Methods: Clinical, RNA-seq and Reverse Phase Protein Array (RPPA) data were obtained from the Cancer Genome Atlas (TCGA). Overall survival (OS) and Gene set enrichment analysis (GSEA) were conducted comparing high and low expression group.
Results:Among ER positive and HER2 positive patients, low mRNA expression of ANXA1 group has significantly worse OS (p=0.004, p=0.005, respectively). On the other hand, high mRNA expression of ANXA1 group showed significantly worse OS (p=0.028) in TNBC patients. In analysis using RPPA data, OS was significantly shorter in patients with high ANXA1 tumors among ER positive patients and HER2 positive patients (p<0.001, p=0.016, respectively) but high ANXA1 group has worse OS in TNBC patient (p=0.0095), which were in agreement with transcriptome analysis. To explore the mechanism of these results, GSEA was conducted. In TNBC patients, high ANXA1 expression tumors were enriched EMT related genes (NES=1.916, p=0.004), IL2/STAT5 (NES=2.04, p=0.003) and TNF-α signaling related genes (NES=2.02, p=0.011). On the other hand, in ER positive and HER2 positive patients, high ANXA1 expression tumors were enriched apoptosis related genes (NES=2.30, p<0.01) and p53 pathway related genes (NES=2.08, p<0.01).

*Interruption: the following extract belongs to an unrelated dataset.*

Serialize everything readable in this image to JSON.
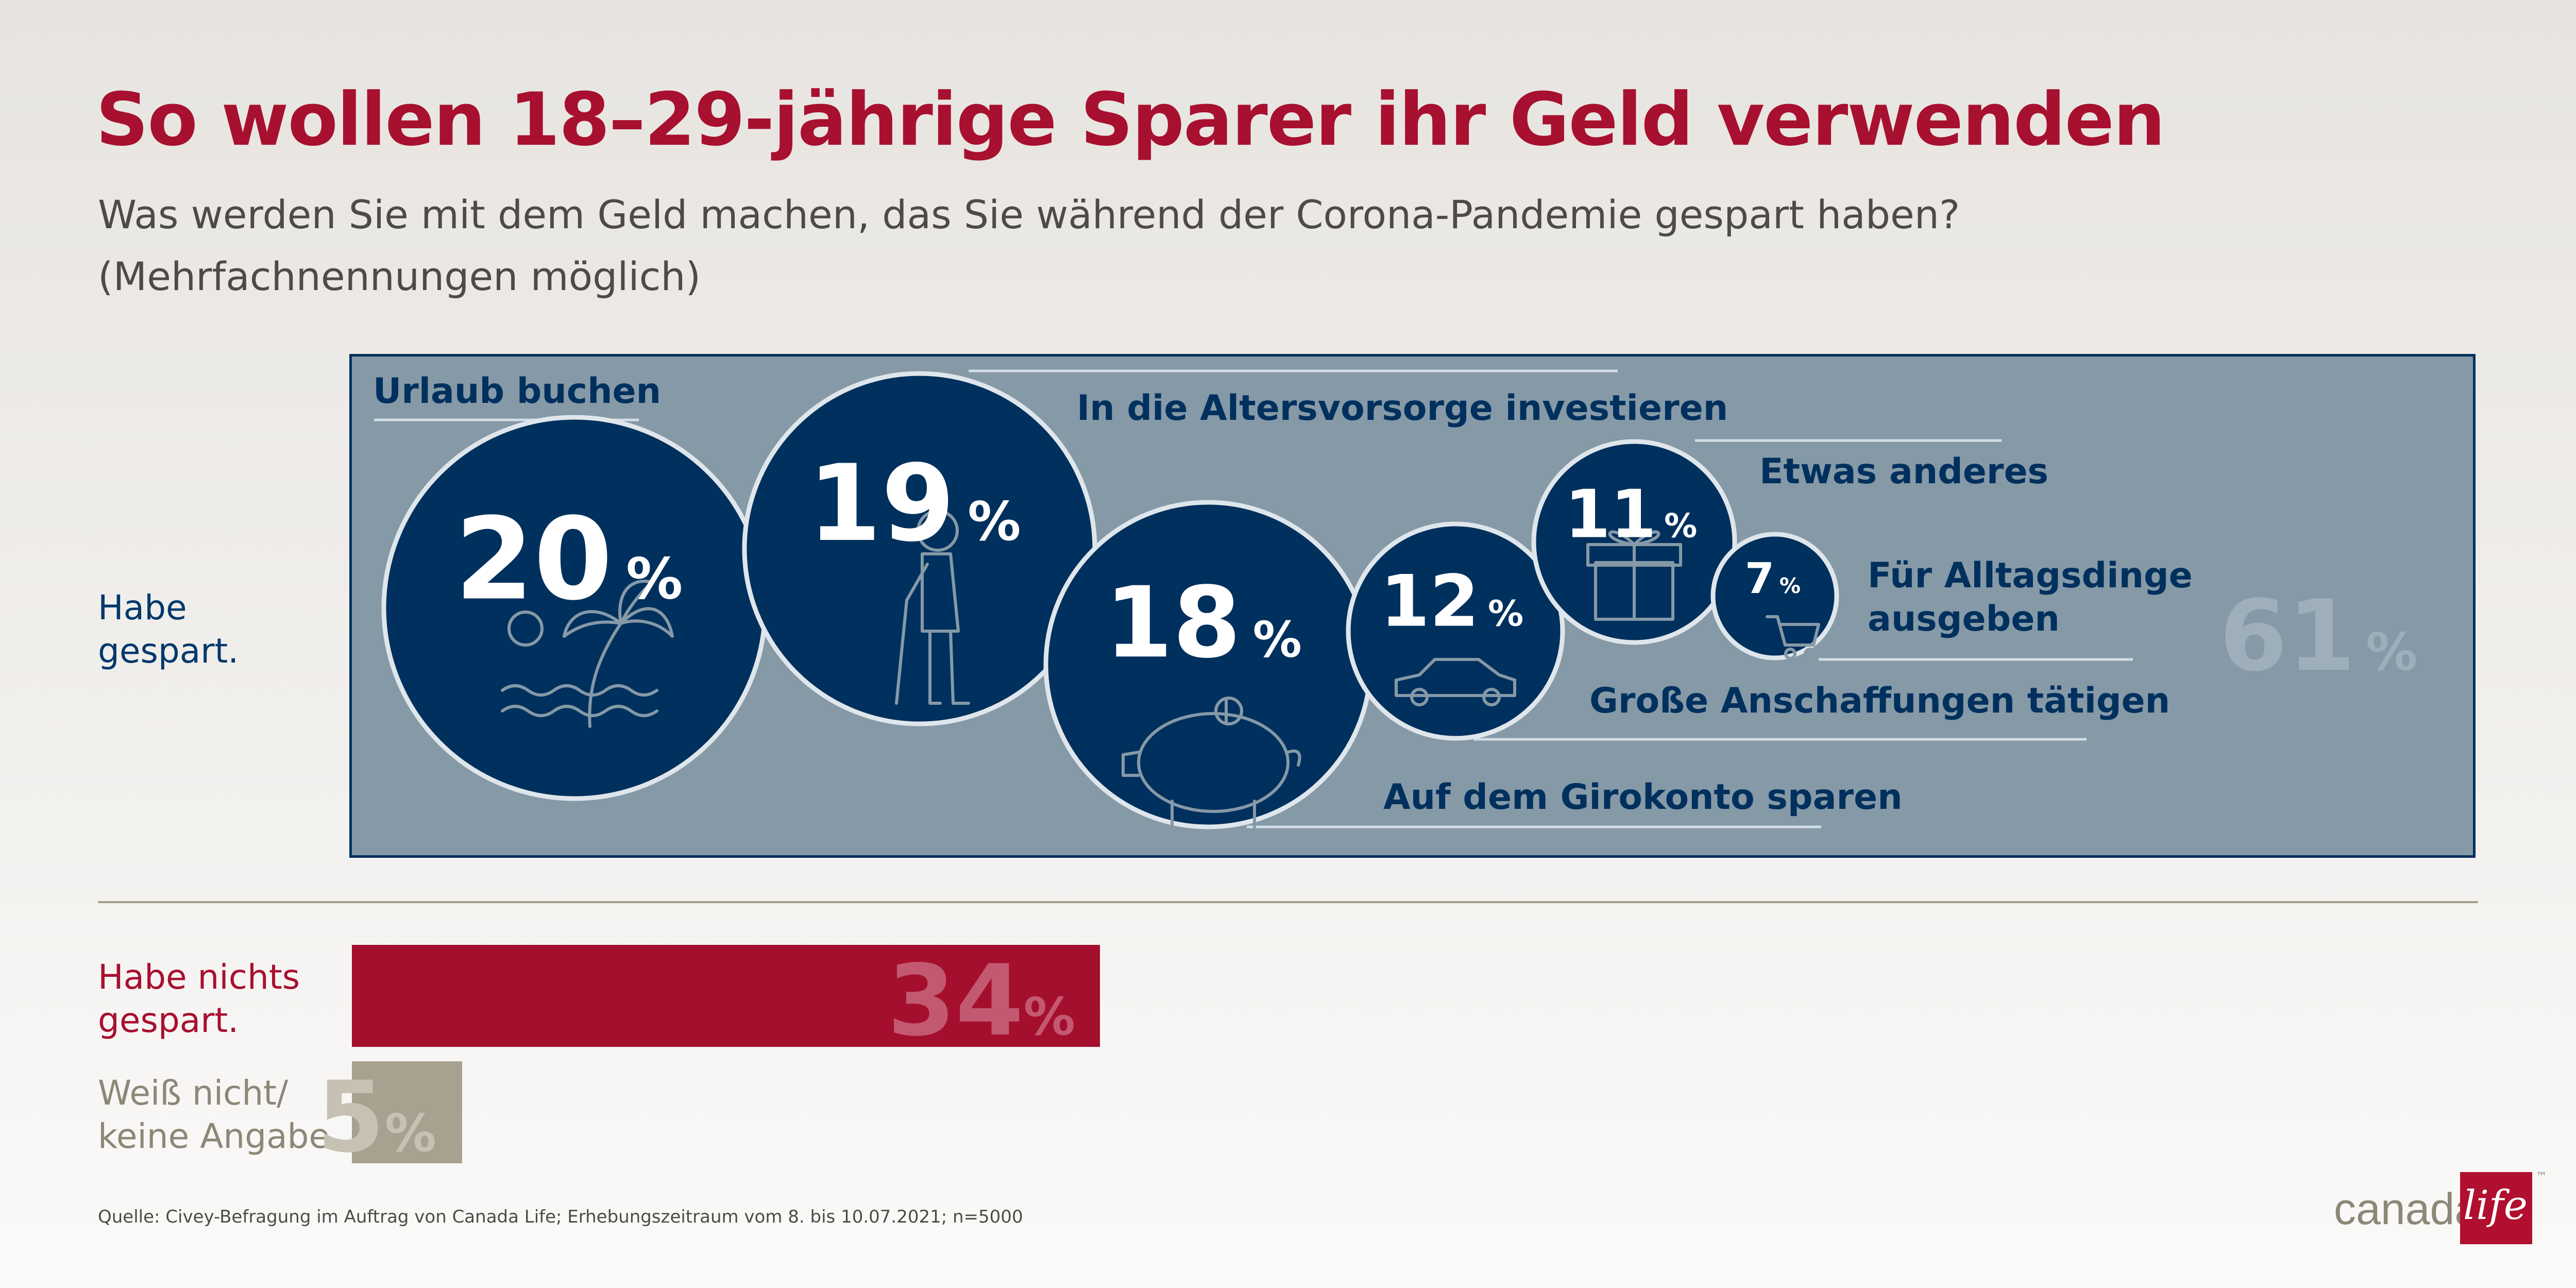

Conclusion:We demonstrate high expression of ANXA1 enriched EMT signaling related gene expression in TNBC patients that associated with worse OS. On the other hand, in ER positive patients and HER2 positive patients, high ANXA1 expression is associated with better progression and the possible reason of this outcome is the apoptosis and p53 pathway. This discrepancy between ER positive breast cancer and TNBC on the effect of ANXA1 expression on patient survival might exemplify the fact that these subtypes possess significantly deferent molecular/genetic backgrounds.